Buoy 10 season is in full swing on the Columbia River and our season is going to last longer than expected. ODFW preplanned a few closure dates to give us a Chinook season through Labor Day. After that we switched to a Coho only fishery for a few days and now the river is wide open for retention of all Chinook both native and hatchery in addition to hatchery Coho. More and more salmon are moving into the river every day, giving us more prime opportunities to catch some of the freshest fish you’ll ever take home for dinner.
The ocean is wide open for salmon retention out of Astoria. As of August 26th, if you catch it, you keep it. That means Chinook and Coho, hatchery and native. Things can get pretty action-packed when we’re able to retain all salmon. It’s Buoy 10 season, with bright chrome Chinook and Coho biting anchovy and other offerings like Spinfish. Most fishing has been to the north of the river mouth in 50-90 feet of water. Nope, not very far out. The high tide bite on the green line has been super consistent.
The tuna are here! Legion’s Mercy can be from the tips to the fishing grounds in an hour at that distance. We have 400 pounds of ice and a fish hold that can carry 50 tuna. I’ll just say it right now, please don’t catch 50 tuna. That would be absurd, but whatever, the capacity is great for keeping the sashimi cold 🙂 The flat oceans of summer and blue water moving close to shore is something many never experience.

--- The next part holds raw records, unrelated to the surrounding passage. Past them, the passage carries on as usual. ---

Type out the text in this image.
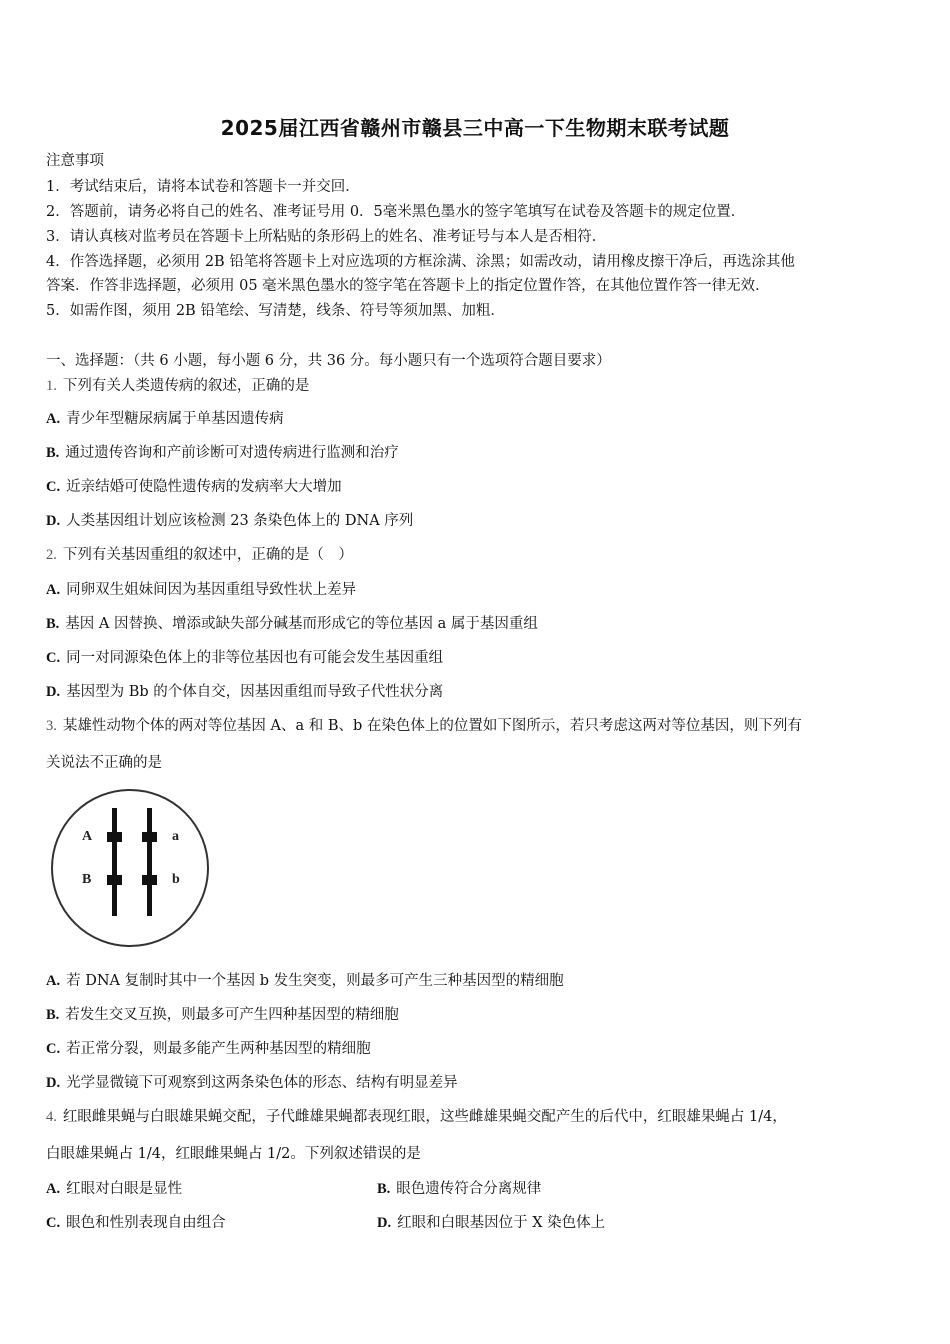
2025届江西省赣州市赣县三中高一下生物期末联考试题
注意事项
1．考试结束后，请将本试卷和答题卡一并交回．
2．答题前，请务必将自己的姓名、准考证号用 0．5毫米黑色墨水的签字笔填写在试卷及答题卡的规定位置．
3．请认真核对监考员在答题卡上所粘贴的条形码上的姓名、准考证号与本人是否相符．
4．作答选择题，必须用 2B 铅笔将答题卡上对应选项的方框涂满、涂黑；如需改动，请用橡皮擦干净后，再选涂其他
答案．作答非选择题，必须用 05 毫米黑色墨水的签字笔在答题卡上的指定位置作答，在其他位置作答一律无效．
5．如需作图，须用 2B 铅笔绘、写清楚，线条、符号等须加黑、加粗．
一、选择题：（共 6 小题，每小题 6 分，共 36 分。每小题只有一个选项符合题目要求）
1. 下列有关人类遗传病的叙述，正确的是
A. 青少年型糖尿病属于单基因遗传病
B. 通过遗传咨询和产前诊断可对遗传病进行监测和治疗
C. 近亲结婚可使隐性遗传病的发病率大大增加
D. 人类基因组计划应该检测 23 条染色体上的 DNA 序列
2. 下列有关基因重组的叙述中，正确的是（　）
A. 同卵双生姐妹间因为基因重组导致性状上差异
B. 基因 A 因替换、增添或缺失部分碱基而形成它的等位基因 a 属于基因重组
C. 同一对同源染色体上的非等位基因也有可能会发生基因重组
D. 基因型为 Bb 的个体自交，因基因重组而导致子代性状分离
3. 某雄性动物个体的两对等位基因 A、a 和 B、b 在染色体上的位置如下图所示，若只考虑这两对等位基因，则下列有
关说法不正确的是
A	a
B	b
A. 若 DNA 复制时其中一个基因 b 发生突变，则最多可产生三种基因型的精细胞
B. 若发生交叉互换，则最多可产生四种基因型的精细胞
C. 若正常分裂，则最多能产生两种基因型的精细胞
D. 光学显微镜下可观察到这两条染色体的形态、结构有明显差异
4. 红眼雌果蝇与白眼雄果蝇交配，子代雌雄果蝇都表现红眼，这些雌雄果蝇交配产生的后代中，红眼雄果蝇占 1/4，
白眼雄果蝇占 1/4，红眼雌果蝇占 1/2。下列叙述错误的是
A. 红眼对白眼是显性	B. 眼色遗传符合分离规律
C. 眼色和性别表现自由组合	D. 红眼和白眼基因位于 X 染色体上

Reach out to get your date on Legion’s Mercy today!
It’s been good all year long and yes, the scenery hasn’t been bad either! Tillamook Head has been loaded with black rockfish and on light tackle it’s a blast. We’ve been catching fish around a variety of rock formations that come up from the bottom of the ocean and have even seen some top-water action. At that point, the spinning rods and one ounce jigs come out. The slow retrieves just get hammered and on light tackle just below the surface? Yes, it’s a lot of fun. We will often couple these trips with some ocean salmon. 25-30 black rocks and salmon? It’s how we do it this time of year out of Astoria!